For the past few days, we have been experiencing a problem where deployments are no longer continuing. It’s getting stuck while migrating at Tables that should only take a few seconds. I had to cancel the deployment after 15 minutes or more.
At first, it was an empty, unchanged table that I had to abort several times. After we deleted it, the deployment got stuck at another table.
Deployments to a test system work. I will compress the database file in the target system and hope that this solves the problem.
This could be completely normal if a very large table needed to be migrated in record mode.
The DataMigration Tool examines the changes that were made to each table and determines if the table can migrated in “block” mode or “record” mode. It does this on it’s own as part of the migration. If it determines that a table need to go into “record” mode and there are a lot of records, this can take a long time. Each record is moved over one by one. “Block” mode just shoves the data into the file it is very fast.
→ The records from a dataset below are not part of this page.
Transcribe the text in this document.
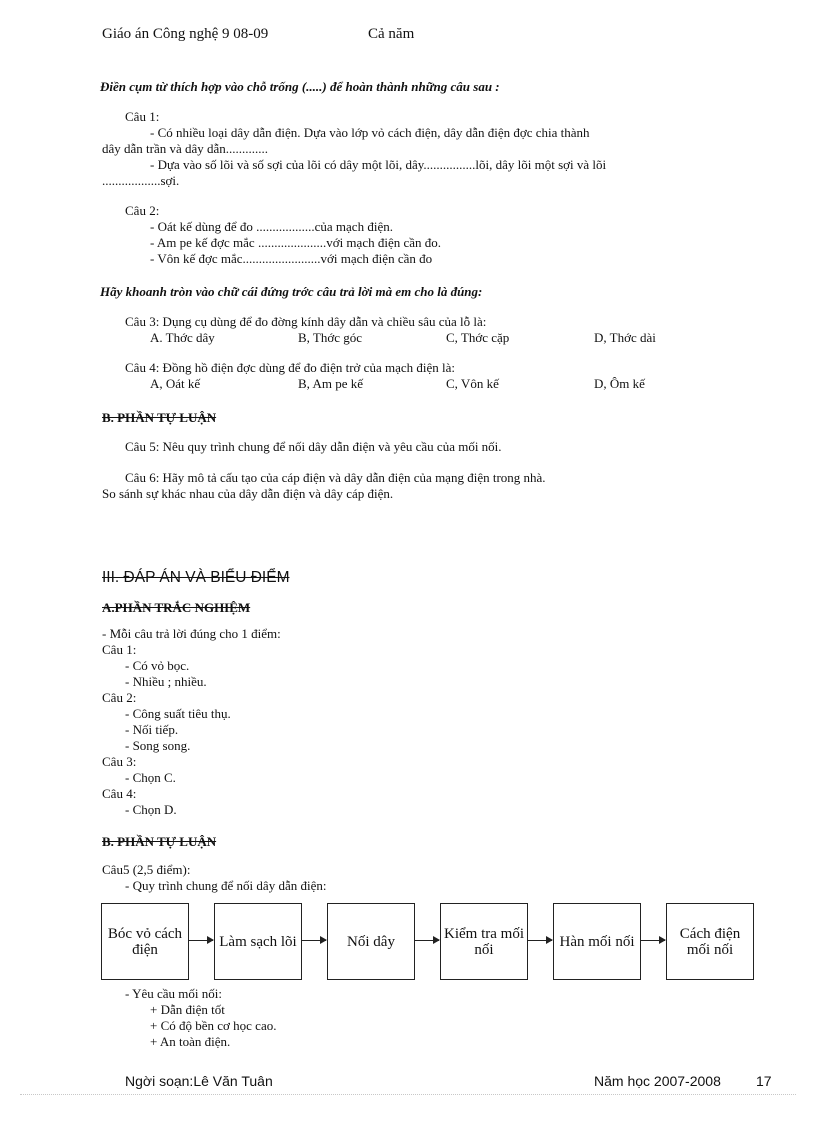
Giáo án Công nghệ 9 08-09	Cả năm
Điền cụm từ thích hợp vào chỗ trống (.....) để hoàn thành những câu sau :
Câu 1:
- Có nhiều loại dây dẫn điện. Dựa vào lớp vỏ cách điện, dây dẫn điện đợc chia thành
dây dẫn trần và dây dẫn.............
- Dựa vào số lõi và số sợi của lõi có dây một lõi, dây................lõi, dây lõi một sợi và lõi
..................sợi.
Câu 2:
- Oát kế dùng để đo ..................của mạch điện.
- Am pe kế đợc mắc .....................với mạch điện cần đo.
- Vôn kế đợc mắc........................với mạch điện cần đo
Hãy khoanh tròn vào chữ cái đứng trớc câu trả lời mà em cho là đúng:
Câu 3: Dụng cụ dùng để đo đờng kính dây dẫn và chiều sâu của lỗ là:
A. Thớc dây	B, Thớc góc	C, Thớc cặp	D, Thớc dài
Câu 4: Đồng hồ điện đợc dùng để đo điện trở của mạch điện là:
A, Oát kế	B, Am pe kế	C, Vôn kế	D, Ôm kế
B. PHẦN TỰ LUẬN
Câu 5: Nêu quy trình chung để nối dây dẫn điện và yêu cầu của mối nối.
Câu 6: Hãy mô tả cấu tạo của cáp điện và dây dẫn điện của mạng điện trong nhà.
So sánh sự khác nhau của dây dẫn điện và dây cáp điện.
III. ĐÁP ÁN VÀ BIỂU ĐIỂM
A.PHẦN TRẮC NGHIỆM
- Mỗi câu trả lời đúng cho 1 điểm:
Câu 1:
- Có vỏ bọc.
- Nhiều ; nhiều.
Câu 2:
- Công suất tiêu thụ.
- Nối tiếp.
- Song song.
Câu 3:
- Chọn C.
Câu 4:
- Chọn D.
B. PHẦN TỰ LUẬN
Câu5 (2,5 điểm):
- Quy trình chung để nối dây dẫn điện:
Bóc vỏ cách điện	Làm sạch lõi	Nối dây	Kiểm tra mối nối	Hàn mối nối	Cách điện mối nối
- Yêu cầu mối nối:
+ Dẫn điện tốt
+ Có độ bền cơ học cao.
+ An toàn điện.
Ngời soạn:Lê Văn Tuân	Năm học 2007-2008	17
If you look in the migration log you will find an entry for each table as it begins. It will show if it was processed in record mode or in block mode.
If this is the case, once you get through this longer migration, it will likely go back to a faster migration in block mode, the next time you do a migration, unless you make more changes to that same table that kick it once again into block mode.
thanks for your quick response. It was block mode each, and as written the first table was empty, the second one <100 records. And both tables had not been changed at all…
I compressed the database and at the moment it gets stuck again at the same table (27 fields, 57 records) as before.
Glad you got through it. It will be interesting to see what happens next time.
There are really just 3 or 4 reasons that a migrations slows down.
a large table gets kicked into block mode. based on your response, that isn’t what is happening here.
The migration was set to reindex a large table and recalculate stored calcs.
Your server is maxxed out. The data migration tool is subject to the constraints of your server. Each migration will grab 2 gbs of memory, and it will take every bit of a CPU it can get its hands on. If your server is tiny or is getting hammered by other things then you migration will slow way down. People run into this when they use Burstable T type AWS Servers. We don’t recommend them for this reason.
The only other thing we have ever seen interfere with the data migration is corruption. Usually that just causes the migration to fail. But, I suppose it is possible it could just slow it down.
@jhofmann I may be making an obvious comment, but be aware that a log entry is created only AFTER the table is processed. This had kept myself confused as well. So it is not “stuck” on the table that your latest log entry registered, but on the next one after it takes a longer time… This is just how the filemaker data migration tool works, and otto builds on top of it.